Calcutta HC faces juvenile’s pre-arrest bail dilemma

KOLKATA: Four Calcutta high court division benches have requested the chief justice to set up a larger bench to solve a legal conundrum —whether a juvenile involved in a criminal case can seek anticipatory bail. The move follows conflicting judicial orders.
While some HC benches have said a child’s right to seek legal protection from detention cannot be curtailed, others have argued the question of pre-arrest bail does not arise because a child cannot even be arrested under juvenile justice laws.

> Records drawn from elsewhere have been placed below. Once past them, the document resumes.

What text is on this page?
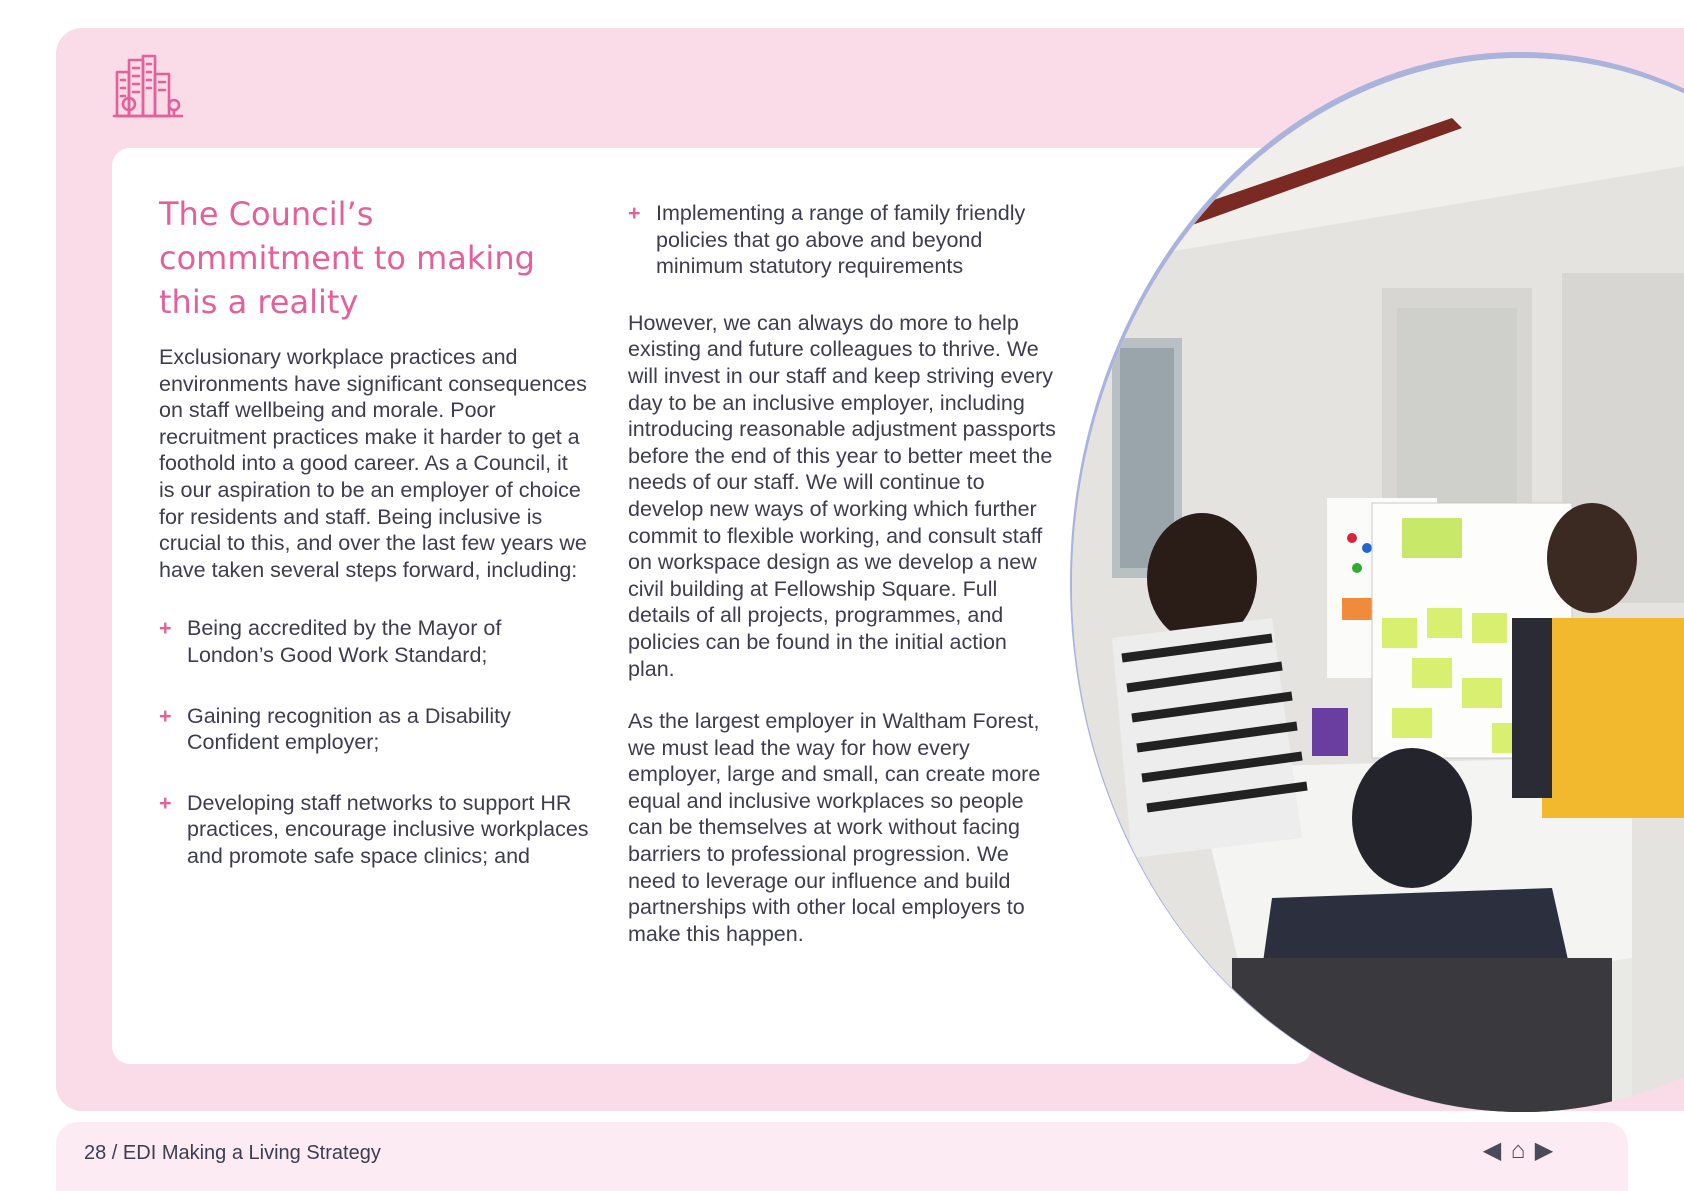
The Council’s commitment to making this a reality

Exclusionary workplace practices and environments have significant consequences on staff wellbeing and morale. Poor recruitment practices make it harder to get a foothold into a good career. As a Council, it is our aspiration to be an employer of choice for residents and staff. Being inclusive is crucial to this, and over the last few years we have taken several steps forward, including:

+ Being accredited by the Mayor of London’s Good Work Standard;
+ Gaining recognition as a Disability Confident employer;
+ Developing staff networks to support HR practices, encourage inclusive workplaces and promote safe space clinics; and
+ Implementing a range of family friendly policies that go above and beyond minimum statutory requirements

However, we can always do more to help existing and future colleagues to thrive. We will invest in our staff and keep striving every day to be an inclusive employer, including introducing reasonable adjustment passports before the end of this year to better meet the needs of our staff. We will continue to develop new ways of working which further commit to flexible working, and consult staff on workspace design as we develop a new civil building at Fellowship Square. Full details of all projects, programmes, and policies can be found in the initial action plan.

As the largest employer in Waltham Forest, we must lead the way for how every employer, large and small, can create more equal and inclusive workplaces so people can be themselves at work without facing barriers to professional progression. We need to leverage our influence and build partnerships with other local employers to make this happen.

28 / EDI Making a Living Strategy	◀ ⌂ ▶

The recent instance of referral to CJ TS Sivagnanam was on Dec 27 by a division bench of Justices Apurba Sinha Ray and Shampa Sarkar. The issue isn’t limited to Calcutta HC. Supreme Court was informed on Nov 22, 2023, that five high courts had upheld a minor’s right to seek pre-arrest bail while four others had turned it down. An SC bench has sought Centre’s views.
The core legal debate is two-fold. India’s anticipatory bail laws do not differentiate between an adult and a child, but juvenile justice laws in India deliberately avoid the word “arrest” and insulate a child from being questioned in police custody or sent to jail. Some experts say if there is no arrest, how can there be pre-arrest bail?
Another aspect raised in SC is that the English and Hindi versions of Section 10 of Juvenile Justice (Care and Protection of Children) Act, 2015 are confusing. The English version uses the word “apprehension” but the Hindi version says “giraftar”, which means arrest.
Under juvenile justice laws, a child cannot be arrested. The child can at best be apprehended and placed in charge of Special Juvenile Police Unit (SJPU) or Designated Child Welfare Police Officer (CWPO), sent to an observation home and produced before a Juvenile Justice Board within 24 hours. The legal provisions do not empower the authorities to interrogate the child, nor do they envisage detention in jail or police lockup.
The state government’s position in court has been that in absence of arrest of a child, anticipatory bail plea is inapplicable. The state argued that the word “arrest” in CrPC means confining a person either in police or jail custody, neither of which is applicable to a child.